Dai mille controlli promessi dal ministro ai test solo su 14 modelli
Nel settembre del 2015 il dieselgate travolge la Volkswagen: le autorità americane scoprono che la casa tedesca ha utilizzato un dispositivo che aggira i test sulle emissioni (defeat device, dispositivo di manipolazione), attivando i sistemi anti inquinamento solo nel corso delle prove su rulli. La questione non è da poco: “Considerando solo l’Italia – sostiene Gerometta di Cittadini per l’aria – ogni anno muoiono prematuramente 23mila persone a causa dell’esposizione al biossido di azoto (NO2), un gas fortemente nocivo per la salute umana e riconducibile prevalentemente alle emissioni dei veicoli diesel”. Da tempo le istituzioni internazionali sanno che in condizioni reali di guida le emissioni dei veicoli, comprese quelle degli ossidi di azoto (NOx), sono maggiori di quelle rilevate in fase di test. Un problema che in Europa dipende da un regolamento sulle omologazioni che non viene più aggiornato dal 2007. La novità che salta fuori con il dieselgate è che uno dei costruttori, Volkswagen appunto, ha addirittura truccato i test.
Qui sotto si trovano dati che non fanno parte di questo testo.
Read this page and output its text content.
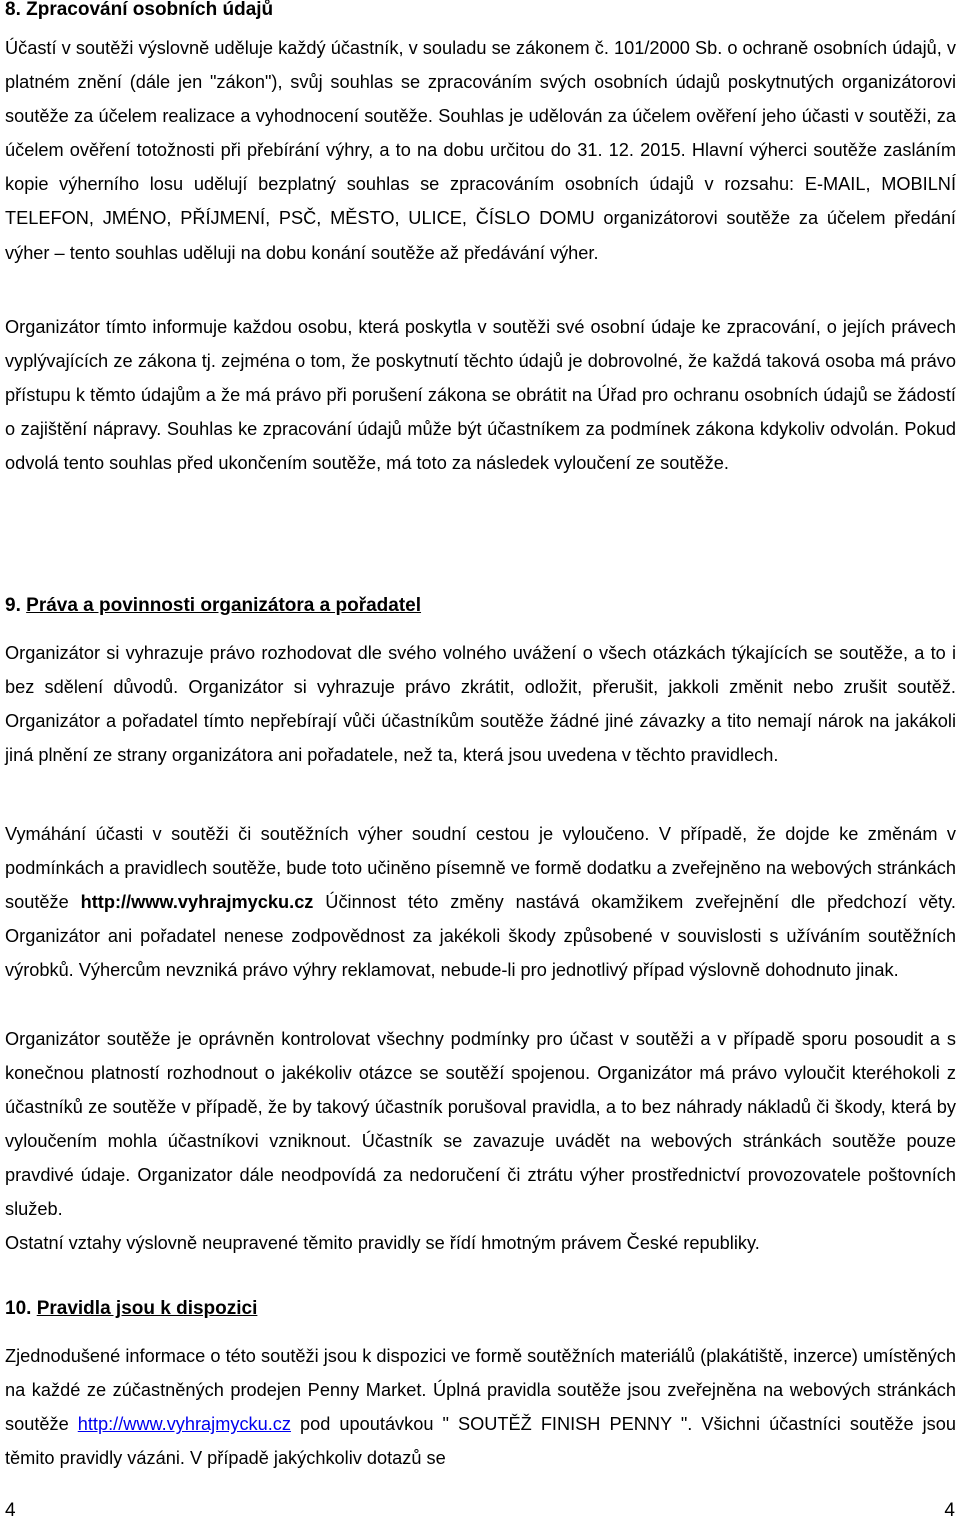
8. Zpracování osobních údajů

Účastí v soutěži výslovně uděluje každý účastník, v souladu se zákonem č. 101/2000 Sb. o ochraně osobních údajů, v platném znění (dále jen "zákon"), svůj souhlas se zpracováním svých osobních údajů poskytnutých organizátorovi soutěže za účelem realizace a vyhodnocení soutěže. Souhlas je udělován za účelem ověření jeho účasti v soutěži, za účelem ověření totožnosti při přebírání výhry, a to na dobu určitou do 31. 12. 2015. Hlavní výherci soutěže zasláním kopie výherního losu udělují bezplatný souhlas se zpracováním osobních údajů v rozsahu: E-MAIL, MOBILNÍ TELEFON, JMÉNO, PŘÍJMENÍ, PSČ, MĚSTO, ULICE, ČÍSLO DOMU organizátorovi soutěže za účelem předání výher – tento souhlas uděluji na dobu konání soutěže až předávání výher.

Organizátor tímto informuje každou osobu, která poskytla v soutěži své osobní údaje ke zpracování, o jejích právech vyplývajících ze zákona tj. zejména o tom, že poskytnutí těchto údajů je dobrovolné, že každá taková osoba má právo přístupu k těmto údajům a že má právo při porušení zákona se obrátit na Úřad pro ochranu osobních údajů se žádostí o zajištění nápravy. Souhlas ke zpracování údajů může být účastníkem za podmínek zákona kdykoliv odvolán. Pokud odvolá tento souhlas před ukončením soutěže, má toto za následek vyloučení ze soutěže.

9. Práva a povinnosti organizátora a pořadatel

Organizátor si vyhrazuje právo rozhodovat dle svého volného uvážení o všech otázkách týkajících se soutěže, a to i bez sdělení důvodů. Organizátor si vyhrazuje právo zkrátit, odložit, přerušit, jakkoli změnit nebo zrušit soutěž. Organizátor a pořadatel tímto nepřebírají vůči účastníkům soutěže žádné jiné závazky a tito nemají nárok na jakákoli jiná plnění ze strany organizátora ani pořadatele, než ta, která jsou uvedena v těchto pravidlech.

Vymáhání účasti v soutěži či soutěžních výher soudní cestou je vyloučeno. V případě, že dojde ke změnám v podmínkách a pravidlech soutěže, bude toto učiněno písemně ve formě dodatku a zveřejněno na webových stránkách soutěže http://www.vyhrajmycku.cz Účinnost této změny nastává okamžikem zveřejnění dle předchozí věty. Organizátor ani pořadatel nenese zodpovědnost za jakékoli škody způsobené v souvislosti s užíváním soutěžních výrobků. Výhercům nevzniká právo výhry reklamovat, nebude-li pro jednotlivý případ výslovně dohodnuto jinak.

Organizátor soutěže je oprávněn kontrolovat všechny podmínky pro účast v soutěži a v případě sporu posoudit a s konečnou platností rozhodnout o jakékoliv otázce se soutěží spojenou. Organizátor má právo vyloučit kteréhokoli z účastníků ze soutěže v případě, že by takový účastník porušoval pravidla, a to bez náhrady nákladů či škody, která by vyloučením mohla účastníkovi vzniknout. Účastník se zavazuje uvádět na webových stránkách soutěže pouze pravdivé údaje. Organizator dále neodpovídá za nedoručení či ztrátu výher prostřednictví provozovatele poštovních služeb.

Ostatní vztahy výslovně neupravené těmito pravidly se řídí hmotným právem České republiky.

10. Pravidla jsou k dispozici

Zjednodušené informace o této soutěži jsou k dispozici ve formě soutěžních materiálů (plakátiště, inzerce) umístěných na každé ze zúčastněných prodejen Penny Market. Úplná pravidla soutěže jsou zveřejněna na webových stránkách soutěže http://www.vyhrajmycku.cz pod upoutávkou " SOUTĚŽ FINISH PENNY ". Všichni účastníci soutěže jsou těmito pravidly vázáni. V případě jakýchkoliv dotazů se

4	4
Appena scoppiato lo scandalo, il nostro ministro dei Trasporti, Graziano Delrio, promette in Italia “controlli a campione su almeno mille macchine diesel di tutti i marchi”. Ma a fronte dell’annuncio del settembre 2015, il mese successivo il ministero incarica l’Istituto Motori del Cnr di mettere a punto una metodologia di verifica del comportamento emissivo che, prima della stesura del report, verrà applicata solo a 14 modelli di auto: una Bmw, una Opel, una Volkswagen, due Ford, due Mercedes e sette vetture del gruppo Fca, queste ultime omologate dallo stesso ministero. E qui cade la prima obiezione: anziché i controlli a campione sul parco circolante, le auto testate sono nuove e messe a disposizione dalle stesse case automobilistiche. “E quindi – fa notare Gerometta – non possono dare alcuna garanzia di rappresentatività dei veicoli dello stesso modello realmente in circolazione”.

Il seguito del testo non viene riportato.